El conjunto dirigido por Leticia Brunati dominó el encuentro desde el inicio y logró imponerse con parciales de 18-12 y 20-10, reflejando en el marcador la diferencia mostrada dentro de la arena. Las argentinas, que llegan al certamen como campeonas de los Juegos Mundiales y subcampeonas de la última Copa del Mundo, ratificaron su condición de candidatas con una actuación convincente.
Ahora, el próximo desafío será ante Dinamarca, uno de los rivales más exigentes de la zona. Mientras que El grupo se completa con Benín, además de Filipinas y las danesas.
La jornada, sin embargo, dejó sensaciones diferentes para el seleccionado masculino. Los Kamikazes protagonizaron un duelo muy parejo frente a Alemania, uno de los equipos más fuertes del circuito internacional, pero terminaron cayendo por 2-1 tras un emocionante shoot out.
Los dirigidos por Sebastián Ferraro comenzaron en desventaja al perder el primer set por 25-16, aunque reaccionaron de gran manera en el segundo, que ganaron 19-16 para forzar la definición. Allí, la paridad se mantuvo hasta el último lanzamiento, pero los europeos terminaron imponiéndose por 13-12.
A pesar de la derrota, el equipo argentino dejó una imagen positiva ante un rival de máxima exigencia y buscará recuperarse rápidamente en sus próximas presentaciones.
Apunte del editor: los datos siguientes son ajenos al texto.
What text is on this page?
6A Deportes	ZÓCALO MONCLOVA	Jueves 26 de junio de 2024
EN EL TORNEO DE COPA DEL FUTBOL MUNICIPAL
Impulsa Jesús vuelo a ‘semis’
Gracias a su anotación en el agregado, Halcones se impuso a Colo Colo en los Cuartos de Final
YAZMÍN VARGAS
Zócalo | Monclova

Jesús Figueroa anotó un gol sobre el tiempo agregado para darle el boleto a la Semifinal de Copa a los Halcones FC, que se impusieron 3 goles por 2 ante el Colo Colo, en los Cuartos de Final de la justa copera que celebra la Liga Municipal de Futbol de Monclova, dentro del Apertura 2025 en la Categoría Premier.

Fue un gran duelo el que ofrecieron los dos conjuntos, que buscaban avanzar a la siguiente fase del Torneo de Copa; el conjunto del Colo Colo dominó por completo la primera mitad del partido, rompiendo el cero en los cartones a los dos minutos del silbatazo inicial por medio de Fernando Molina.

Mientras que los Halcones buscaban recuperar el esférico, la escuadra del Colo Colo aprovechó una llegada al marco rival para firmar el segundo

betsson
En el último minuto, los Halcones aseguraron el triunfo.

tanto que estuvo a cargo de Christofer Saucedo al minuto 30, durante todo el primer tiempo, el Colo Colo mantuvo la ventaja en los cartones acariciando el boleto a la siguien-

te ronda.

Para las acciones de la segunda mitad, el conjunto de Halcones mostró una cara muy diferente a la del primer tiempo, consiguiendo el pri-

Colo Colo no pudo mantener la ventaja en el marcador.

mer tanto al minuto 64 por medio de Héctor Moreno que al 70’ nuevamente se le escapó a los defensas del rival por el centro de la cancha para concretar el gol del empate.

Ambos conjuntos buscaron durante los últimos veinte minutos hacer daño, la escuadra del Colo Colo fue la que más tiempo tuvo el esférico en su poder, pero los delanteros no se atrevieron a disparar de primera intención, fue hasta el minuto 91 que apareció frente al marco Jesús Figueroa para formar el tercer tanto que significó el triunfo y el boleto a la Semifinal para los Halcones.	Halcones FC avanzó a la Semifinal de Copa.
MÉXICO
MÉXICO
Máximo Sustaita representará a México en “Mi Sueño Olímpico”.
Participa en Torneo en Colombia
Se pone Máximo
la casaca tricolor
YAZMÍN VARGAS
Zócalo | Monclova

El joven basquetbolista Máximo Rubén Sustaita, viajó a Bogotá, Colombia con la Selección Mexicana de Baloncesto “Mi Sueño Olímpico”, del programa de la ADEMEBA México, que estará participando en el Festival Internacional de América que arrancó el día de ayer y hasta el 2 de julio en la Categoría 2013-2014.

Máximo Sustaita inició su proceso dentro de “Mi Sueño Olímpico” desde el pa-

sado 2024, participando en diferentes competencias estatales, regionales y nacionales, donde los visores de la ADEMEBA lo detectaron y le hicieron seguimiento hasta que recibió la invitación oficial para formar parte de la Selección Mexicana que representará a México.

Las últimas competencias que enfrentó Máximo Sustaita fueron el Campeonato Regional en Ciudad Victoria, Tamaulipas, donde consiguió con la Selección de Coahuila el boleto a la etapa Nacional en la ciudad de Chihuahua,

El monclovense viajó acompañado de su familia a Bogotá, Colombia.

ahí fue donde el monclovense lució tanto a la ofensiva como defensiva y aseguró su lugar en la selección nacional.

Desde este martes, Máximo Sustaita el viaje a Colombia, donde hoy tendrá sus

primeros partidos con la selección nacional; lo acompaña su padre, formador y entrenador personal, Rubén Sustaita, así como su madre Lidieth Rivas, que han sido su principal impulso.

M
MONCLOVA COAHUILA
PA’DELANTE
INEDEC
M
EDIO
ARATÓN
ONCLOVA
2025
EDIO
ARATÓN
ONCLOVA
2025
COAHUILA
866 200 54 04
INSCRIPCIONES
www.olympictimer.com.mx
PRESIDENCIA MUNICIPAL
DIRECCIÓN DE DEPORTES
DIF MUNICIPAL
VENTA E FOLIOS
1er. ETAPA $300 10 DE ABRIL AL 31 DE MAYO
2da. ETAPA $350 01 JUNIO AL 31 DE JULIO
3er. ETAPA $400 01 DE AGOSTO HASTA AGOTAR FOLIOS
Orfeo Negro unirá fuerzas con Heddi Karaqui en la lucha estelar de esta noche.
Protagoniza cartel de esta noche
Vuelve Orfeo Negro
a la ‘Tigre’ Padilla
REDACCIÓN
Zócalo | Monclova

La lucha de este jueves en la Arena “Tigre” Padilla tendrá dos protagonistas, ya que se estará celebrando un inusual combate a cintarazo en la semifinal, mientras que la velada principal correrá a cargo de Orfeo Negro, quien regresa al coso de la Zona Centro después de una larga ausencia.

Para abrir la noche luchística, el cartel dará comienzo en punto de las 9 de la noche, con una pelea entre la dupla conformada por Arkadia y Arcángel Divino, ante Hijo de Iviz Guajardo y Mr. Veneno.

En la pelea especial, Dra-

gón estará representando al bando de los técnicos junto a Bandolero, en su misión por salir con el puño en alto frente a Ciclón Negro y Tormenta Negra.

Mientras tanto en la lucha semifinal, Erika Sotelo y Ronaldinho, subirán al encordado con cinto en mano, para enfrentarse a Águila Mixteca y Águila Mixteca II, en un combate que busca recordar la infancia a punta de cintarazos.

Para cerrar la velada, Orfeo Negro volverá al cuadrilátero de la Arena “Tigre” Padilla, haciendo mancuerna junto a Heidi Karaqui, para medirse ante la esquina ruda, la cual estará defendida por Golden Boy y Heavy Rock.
Su siguiente compromiso será frente a Brasil, mientras que cerrará la fase de grupos ante Italia.
De esta manera, la primera jornada del Mundial dejó un balance mixto para los representantes nacionales: celebración para Las Kamikazes y una derrota con buenas sensaciones para Los Kamikazes, que todavía tienen margen para pelear por la clasificación en Croacia.